Yes, that’s when I thought about using the same resource I’d seen in parish books where priests write down the dates of christenings or deaths.

“We live off stories and feed off those stories because they’re what hold up our identity”

In the end, what comes first, the context or each of the stories that make up the novel, in all their timelines?
It’s true that, in the beginning, I thought of the novel globally, and then I started to think about the types of texts I wanted it to include: it alternates interviews, tales, documents, and what I call “synchronous chapters”, where you see everything at once... That’s the structure I had in mind. That became an important and painful task: there are several characters I found interesting and that I ended up not writing or deleting afterwards.

A bit like Gonzalo Torrente-Ballester's The Saga/Flight of J.B?
I love the comparison, of course (laughs). The idea of the circularity of time...

Is it the past or the story we build about that past what marks and creates that circularity?
Indeed, it is so in the history of villages and of people. Sometimes when you go to therapy it’s because you’re not satisfied with the story that’s been told about your past and you want to tell a new story, and the same thing happens with societies. We live off stories and feed off those stories because they’re what hold up our identity. For me, it’s just as important to show those historical events that were crucial at one time as the little things that have nevertheless left their mark. It could be the memory of an object, or a tale that stands the test of time. It’s something that fascinates me: what survives and what gets lost in our memory.

Therefore, does the author always end up appearing in all works, even without meaning to?
Yes. Always. I’d say even in my more distant books... Inevitably we add parts of ourselves to our works, and the opposite is also true: when we try to be autobiographical, we include external elements.

Do you write from that story you’ve built about yourself?
Of course, and in a story where there are deliberate lies, distortions, strategic oversights... You’re telling a story that despite trying to be autobiographical, is fiction.

“I try to tell things from new perspectives, and a new perspective usually requires a change in format”

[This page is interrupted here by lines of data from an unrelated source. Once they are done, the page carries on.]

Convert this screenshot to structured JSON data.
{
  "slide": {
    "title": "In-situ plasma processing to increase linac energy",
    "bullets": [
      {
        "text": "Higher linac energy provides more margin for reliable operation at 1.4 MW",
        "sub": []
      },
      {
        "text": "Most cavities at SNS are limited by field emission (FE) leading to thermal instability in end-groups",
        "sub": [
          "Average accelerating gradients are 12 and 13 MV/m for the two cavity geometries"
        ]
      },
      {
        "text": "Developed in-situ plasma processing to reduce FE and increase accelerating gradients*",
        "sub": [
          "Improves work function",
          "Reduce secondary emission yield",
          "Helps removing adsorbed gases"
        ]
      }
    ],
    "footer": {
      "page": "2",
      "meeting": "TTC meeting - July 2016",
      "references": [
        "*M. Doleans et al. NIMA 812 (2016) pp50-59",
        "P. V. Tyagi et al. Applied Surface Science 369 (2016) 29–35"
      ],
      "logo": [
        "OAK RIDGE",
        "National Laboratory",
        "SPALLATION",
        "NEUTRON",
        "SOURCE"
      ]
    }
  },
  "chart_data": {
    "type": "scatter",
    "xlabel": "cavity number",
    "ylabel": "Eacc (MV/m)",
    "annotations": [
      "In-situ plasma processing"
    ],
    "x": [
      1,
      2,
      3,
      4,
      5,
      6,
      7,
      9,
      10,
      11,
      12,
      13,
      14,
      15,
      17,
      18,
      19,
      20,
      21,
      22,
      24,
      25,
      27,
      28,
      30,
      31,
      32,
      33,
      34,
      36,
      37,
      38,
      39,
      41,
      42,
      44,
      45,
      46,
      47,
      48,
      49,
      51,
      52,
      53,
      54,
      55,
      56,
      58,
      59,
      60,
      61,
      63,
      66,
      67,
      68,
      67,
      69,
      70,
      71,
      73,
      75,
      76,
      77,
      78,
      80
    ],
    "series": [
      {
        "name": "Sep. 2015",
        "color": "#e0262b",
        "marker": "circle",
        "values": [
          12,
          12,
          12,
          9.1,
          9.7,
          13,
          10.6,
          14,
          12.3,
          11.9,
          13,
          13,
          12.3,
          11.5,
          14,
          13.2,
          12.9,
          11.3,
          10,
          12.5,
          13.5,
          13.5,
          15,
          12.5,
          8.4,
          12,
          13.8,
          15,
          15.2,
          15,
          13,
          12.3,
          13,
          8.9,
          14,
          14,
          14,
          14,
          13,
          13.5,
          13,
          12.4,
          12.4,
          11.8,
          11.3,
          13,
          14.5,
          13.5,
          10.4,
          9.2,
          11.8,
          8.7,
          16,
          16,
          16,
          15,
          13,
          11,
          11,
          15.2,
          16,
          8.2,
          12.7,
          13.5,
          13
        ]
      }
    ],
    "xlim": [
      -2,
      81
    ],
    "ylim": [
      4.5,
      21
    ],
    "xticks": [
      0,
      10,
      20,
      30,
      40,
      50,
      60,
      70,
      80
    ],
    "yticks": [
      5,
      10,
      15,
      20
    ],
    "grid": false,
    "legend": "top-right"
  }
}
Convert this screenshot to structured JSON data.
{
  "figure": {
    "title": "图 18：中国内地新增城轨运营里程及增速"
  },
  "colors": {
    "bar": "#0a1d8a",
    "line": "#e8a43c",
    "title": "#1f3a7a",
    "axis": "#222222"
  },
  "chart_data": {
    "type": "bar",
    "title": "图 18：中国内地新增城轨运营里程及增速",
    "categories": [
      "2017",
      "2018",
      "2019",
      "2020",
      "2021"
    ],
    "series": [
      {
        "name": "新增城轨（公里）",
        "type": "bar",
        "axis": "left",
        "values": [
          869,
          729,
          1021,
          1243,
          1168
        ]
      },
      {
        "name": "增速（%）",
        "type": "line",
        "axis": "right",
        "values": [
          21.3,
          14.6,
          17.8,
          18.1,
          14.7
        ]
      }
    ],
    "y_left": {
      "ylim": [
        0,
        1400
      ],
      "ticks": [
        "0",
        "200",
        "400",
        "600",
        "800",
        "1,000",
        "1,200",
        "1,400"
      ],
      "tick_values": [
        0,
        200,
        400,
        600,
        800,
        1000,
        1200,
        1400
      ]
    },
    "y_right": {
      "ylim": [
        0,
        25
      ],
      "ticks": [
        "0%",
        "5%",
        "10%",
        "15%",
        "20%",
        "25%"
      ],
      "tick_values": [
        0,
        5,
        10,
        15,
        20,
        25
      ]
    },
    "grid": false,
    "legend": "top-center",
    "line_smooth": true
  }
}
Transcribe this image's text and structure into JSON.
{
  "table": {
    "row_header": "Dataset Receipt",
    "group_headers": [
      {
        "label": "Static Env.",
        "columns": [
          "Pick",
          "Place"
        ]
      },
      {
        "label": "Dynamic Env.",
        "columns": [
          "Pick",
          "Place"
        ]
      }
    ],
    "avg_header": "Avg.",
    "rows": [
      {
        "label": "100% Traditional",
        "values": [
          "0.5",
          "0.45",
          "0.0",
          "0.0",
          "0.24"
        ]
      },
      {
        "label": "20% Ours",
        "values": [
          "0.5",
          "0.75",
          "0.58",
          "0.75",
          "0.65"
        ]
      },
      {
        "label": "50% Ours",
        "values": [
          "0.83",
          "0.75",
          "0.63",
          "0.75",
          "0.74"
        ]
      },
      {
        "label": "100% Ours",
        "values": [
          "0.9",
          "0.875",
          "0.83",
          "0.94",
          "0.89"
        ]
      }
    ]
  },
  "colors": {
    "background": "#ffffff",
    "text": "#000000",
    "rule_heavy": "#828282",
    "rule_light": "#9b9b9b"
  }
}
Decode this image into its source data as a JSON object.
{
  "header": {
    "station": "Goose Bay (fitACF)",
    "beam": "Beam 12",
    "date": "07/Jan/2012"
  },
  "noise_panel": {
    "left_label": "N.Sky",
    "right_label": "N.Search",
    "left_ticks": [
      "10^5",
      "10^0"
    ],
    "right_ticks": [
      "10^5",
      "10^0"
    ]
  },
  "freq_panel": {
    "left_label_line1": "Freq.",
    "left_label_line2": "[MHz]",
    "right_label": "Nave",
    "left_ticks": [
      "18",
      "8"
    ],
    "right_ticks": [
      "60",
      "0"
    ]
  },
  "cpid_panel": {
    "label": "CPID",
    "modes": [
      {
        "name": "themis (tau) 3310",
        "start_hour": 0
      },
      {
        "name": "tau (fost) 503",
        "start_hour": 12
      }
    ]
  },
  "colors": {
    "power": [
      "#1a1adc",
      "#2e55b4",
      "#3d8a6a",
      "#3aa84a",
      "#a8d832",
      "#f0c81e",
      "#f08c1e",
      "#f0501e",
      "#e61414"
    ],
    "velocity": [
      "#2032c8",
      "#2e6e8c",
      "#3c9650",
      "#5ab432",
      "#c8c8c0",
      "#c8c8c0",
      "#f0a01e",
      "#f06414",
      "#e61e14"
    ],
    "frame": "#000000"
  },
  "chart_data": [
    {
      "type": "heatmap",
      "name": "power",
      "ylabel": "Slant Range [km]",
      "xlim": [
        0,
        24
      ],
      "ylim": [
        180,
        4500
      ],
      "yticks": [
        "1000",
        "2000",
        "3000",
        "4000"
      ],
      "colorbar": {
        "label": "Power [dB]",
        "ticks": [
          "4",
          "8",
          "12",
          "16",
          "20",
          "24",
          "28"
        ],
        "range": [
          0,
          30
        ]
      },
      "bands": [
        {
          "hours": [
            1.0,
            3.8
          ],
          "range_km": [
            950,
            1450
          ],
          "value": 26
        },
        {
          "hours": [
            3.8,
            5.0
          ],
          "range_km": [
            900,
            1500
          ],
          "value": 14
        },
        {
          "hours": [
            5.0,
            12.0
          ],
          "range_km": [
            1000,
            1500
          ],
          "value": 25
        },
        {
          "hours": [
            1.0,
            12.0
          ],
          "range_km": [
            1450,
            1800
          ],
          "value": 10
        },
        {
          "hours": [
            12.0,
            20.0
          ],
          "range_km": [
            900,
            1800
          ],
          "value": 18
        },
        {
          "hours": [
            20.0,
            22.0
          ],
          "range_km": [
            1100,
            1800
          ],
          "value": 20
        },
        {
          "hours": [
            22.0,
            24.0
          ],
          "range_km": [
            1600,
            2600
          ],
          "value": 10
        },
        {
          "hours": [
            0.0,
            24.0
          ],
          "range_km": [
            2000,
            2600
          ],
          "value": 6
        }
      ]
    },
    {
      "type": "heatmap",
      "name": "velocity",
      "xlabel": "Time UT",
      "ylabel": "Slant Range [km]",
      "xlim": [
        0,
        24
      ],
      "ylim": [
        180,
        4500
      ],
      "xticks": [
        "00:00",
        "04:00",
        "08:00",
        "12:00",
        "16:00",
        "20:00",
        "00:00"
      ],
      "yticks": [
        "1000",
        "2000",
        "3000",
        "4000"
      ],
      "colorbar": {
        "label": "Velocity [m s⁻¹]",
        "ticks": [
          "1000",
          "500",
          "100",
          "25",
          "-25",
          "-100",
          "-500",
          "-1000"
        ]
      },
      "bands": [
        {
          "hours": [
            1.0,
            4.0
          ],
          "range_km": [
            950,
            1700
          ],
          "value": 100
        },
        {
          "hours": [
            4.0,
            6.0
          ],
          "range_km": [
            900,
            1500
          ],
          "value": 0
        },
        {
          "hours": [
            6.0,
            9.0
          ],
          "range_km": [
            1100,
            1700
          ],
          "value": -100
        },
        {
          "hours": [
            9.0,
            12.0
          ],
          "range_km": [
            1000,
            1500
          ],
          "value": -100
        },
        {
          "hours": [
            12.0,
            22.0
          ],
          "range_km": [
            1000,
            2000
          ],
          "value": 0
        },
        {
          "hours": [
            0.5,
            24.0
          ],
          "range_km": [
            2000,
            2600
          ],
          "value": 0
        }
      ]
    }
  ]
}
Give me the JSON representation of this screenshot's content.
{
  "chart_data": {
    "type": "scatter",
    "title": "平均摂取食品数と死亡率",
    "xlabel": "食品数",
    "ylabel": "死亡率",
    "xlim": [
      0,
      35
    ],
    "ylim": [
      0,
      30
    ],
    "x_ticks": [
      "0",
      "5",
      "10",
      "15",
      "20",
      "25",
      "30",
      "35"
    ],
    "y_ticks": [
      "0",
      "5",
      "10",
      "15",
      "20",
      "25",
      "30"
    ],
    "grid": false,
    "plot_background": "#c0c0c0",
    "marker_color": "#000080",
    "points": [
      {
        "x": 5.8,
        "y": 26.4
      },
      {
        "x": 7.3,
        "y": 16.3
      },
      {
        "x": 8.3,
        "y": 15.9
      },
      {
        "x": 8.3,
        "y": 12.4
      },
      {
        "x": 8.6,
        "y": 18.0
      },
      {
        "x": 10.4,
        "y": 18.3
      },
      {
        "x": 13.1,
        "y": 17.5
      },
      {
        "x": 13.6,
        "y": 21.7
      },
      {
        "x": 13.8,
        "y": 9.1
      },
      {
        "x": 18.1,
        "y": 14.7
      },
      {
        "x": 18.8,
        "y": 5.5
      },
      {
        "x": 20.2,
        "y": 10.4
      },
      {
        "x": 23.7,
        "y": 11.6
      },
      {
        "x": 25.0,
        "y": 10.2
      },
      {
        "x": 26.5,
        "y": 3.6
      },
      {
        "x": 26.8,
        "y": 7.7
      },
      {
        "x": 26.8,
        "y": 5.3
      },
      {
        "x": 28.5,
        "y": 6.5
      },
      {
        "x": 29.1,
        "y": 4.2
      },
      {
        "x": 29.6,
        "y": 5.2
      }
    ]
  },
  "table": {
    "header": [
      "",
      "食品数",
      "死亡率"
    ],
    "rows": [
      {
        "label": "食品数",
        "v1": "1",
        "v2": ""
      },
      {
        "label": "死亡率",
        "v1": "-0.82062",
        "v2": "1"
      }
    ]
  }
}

So many voices, so many eras in a single novel, is this a way of putting your talent as a writer to the test when you come to a certain point in your career?
I don’t write with the idea of testing myself, but it’s true that, one way or another, perhaps I do because each time I set myself greater challenges in a narrative sense. It’s not so much about the pleasure of the challenge, but rather because I try to tell things from new perspectives, and a new perspective usually requires a change in format. I’m not interested in formal challenges for their own sake: sometimes you read books and you can tell the author has put themselves to the test, but can that resource be justified in a narrative sense? I like to think that in my novels —especially the last two, which include quite strong challenges— the challenge is justified by what I wanted to tell.

But what is talent?
I’m not sure I’d know how to define talent, but as a creative writing professor, I can give you the answer I give my students when they ask me: “Am I talented?”. I think by talent we usually mean only one part of what it really is: just that potential, that ability to create —in the case of Literature— based on the models of books we’ve read, or even life as a model. And that’s true, but I think that another part of talent is the personality. If all that potential, that ability, is there, but our personality keeps us from carrying it out, I’m not sure that it can be considered talent by itself. At least in my field, it’s the author’s personality that faces a failed novel from a different angle, or the many obstacles to a literary career, perseverance... I believe true talent lies in the combination of both things, ability, and personality.